Report: More Oversight of Medicaid Managed Care Needed to Ensure Access

Across states, Medicaid managed care beneficiaries have widely varying access to services—with per capita rates of primary care providers ranging from one per 100 beneficiaries in some areas to one per 2,500 in others, for example. This finding comes from a September report from the Office of the Inspector General of the U.S. Department of Health and Human Services that compared beneficiaries' access to care in 33 states. States are responsible for ensuring accessibility of care, using standards they determine that take into account the travel time/distance to see providers, wait times for appointments, and minimum provider-to-patient ratios, among other measures. The report notes that states' standards vary widely and may not take into account differences between urban and rural locations, or different types of providers. The authors recommend that the Centers for Medicare and Medicaid Services (CMS) strengthen oversight of state standards and offer states technical assistance to improve their methods of assessing compliance.

ONC's Roadmap to Interoperable Medical Records

Earlier this month, the Office of the National Coordinator for Health IT released the first draft of its roadmap to interoperability—which aims to ensure that providers can easily exchange medical information and reap the benefits of what is now fairly widespread electronic data collection. The roadmap, which will be available for public comment starting in January 2015, sets three-year goals for ensuring basic data exchange and 10-year goals for building a learning health system to promote population health.

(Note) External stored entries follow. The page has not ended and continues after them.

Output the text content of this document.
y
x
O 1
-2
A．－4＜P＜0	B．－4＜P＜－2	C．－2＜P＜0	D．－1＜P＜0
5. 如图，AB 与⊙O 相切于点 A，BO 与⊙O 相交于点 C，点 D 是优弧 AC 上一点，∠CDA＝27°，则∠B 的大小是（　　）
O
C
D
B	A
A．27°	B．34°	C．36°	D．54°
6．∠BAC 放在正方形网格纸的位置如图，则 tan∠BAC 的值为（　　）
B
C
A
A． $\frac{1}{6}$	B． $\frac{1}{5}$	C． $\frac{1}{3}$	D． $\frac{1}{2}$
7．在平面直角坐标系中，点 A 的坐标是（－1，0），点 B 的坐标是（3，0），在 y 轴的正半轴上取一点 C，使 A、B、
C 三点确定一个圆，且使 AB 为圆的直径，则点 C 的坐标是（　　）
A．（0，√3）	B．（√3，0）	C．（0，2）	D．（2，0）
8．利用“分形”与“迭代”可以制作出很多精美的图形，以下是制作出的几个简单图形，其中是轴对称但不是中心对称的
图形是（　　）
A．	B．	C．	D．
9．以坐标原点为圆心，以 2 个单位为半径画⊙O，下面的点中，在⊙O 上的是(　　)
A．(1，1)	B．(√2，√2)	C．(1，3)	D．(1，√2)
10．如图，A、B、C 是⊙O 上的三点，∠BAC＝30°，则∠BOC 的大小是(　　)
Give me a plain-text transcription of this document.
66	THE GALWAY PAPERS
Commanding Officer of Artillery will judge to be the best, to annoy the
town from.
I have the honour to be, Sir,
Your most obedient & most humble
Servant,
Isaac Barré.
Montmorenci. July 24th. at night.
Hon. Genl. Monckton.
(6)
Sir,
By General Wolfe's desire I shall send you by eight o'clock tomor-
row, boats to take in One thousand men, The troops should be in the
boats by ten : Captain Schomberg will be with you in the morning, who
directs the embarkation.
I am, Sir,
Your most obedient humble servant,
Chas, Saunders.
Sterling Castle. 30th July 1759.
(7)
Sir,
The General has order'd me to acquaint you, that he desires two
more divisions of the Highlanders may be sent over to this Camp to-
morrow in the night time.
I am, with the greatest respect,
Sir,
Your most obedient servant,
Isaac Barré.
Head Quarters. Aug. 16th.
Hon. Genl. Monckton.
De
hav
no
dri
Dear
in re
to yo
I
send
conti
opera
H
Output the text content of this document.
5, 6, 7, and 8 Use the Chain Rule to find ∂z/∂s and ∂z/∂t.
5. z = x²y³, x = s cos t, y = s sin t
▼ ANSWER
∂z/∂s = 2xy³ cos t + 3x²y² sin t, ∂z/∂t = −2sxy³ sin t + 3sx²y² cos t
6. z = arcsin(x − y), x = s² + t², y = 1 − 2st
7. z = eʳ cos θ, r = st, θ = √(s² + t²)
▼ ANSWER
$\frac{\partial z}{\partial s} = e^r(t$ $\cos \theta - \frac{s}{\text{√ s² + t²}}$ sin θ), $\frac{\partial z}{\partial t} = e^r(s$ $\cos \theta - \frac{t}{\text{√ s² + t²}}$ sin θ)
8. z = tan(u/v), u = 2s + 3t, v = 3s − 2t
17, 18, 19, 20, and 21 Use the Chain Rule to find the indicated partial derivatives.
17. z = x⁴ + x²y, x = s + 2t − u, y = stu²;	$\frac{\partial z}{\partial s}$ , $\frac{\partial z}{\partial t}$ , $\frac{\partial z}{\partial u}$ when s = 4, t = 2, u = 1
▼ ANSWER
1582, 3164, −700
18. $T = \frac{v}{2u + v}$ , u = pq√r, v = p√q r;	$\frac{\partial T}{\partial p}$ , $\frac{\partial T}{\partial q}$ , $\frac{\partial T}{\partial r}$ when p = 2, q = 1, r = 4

One-Quarter of ACOs Earned Bonuses for 2013

About a quarter of the 243 accountable care organizations (ACOs) that participated in the Medicare Shared Savings and Pioneer programs reduced health care costs enough to earn bonuses from CMS last year. The ACOs made improvements on most of the 33 measures of quality and patient experience. CMS has published a list of the savings generated and bonuses earned here.

New HealthGrades Site Rates Doctors on Experience, Quality

The commercial physician rating tool, Healthgrades.com, has launched a much more comprehensive database to compare physicians based on their experience in a particular area or procedure, complication rates at the hospitals where they practice, and patients' reports of their experiences. The expanded site launched in mid-October, in time to be used by consumers during the November open enrollment period on federal and state health exchanges.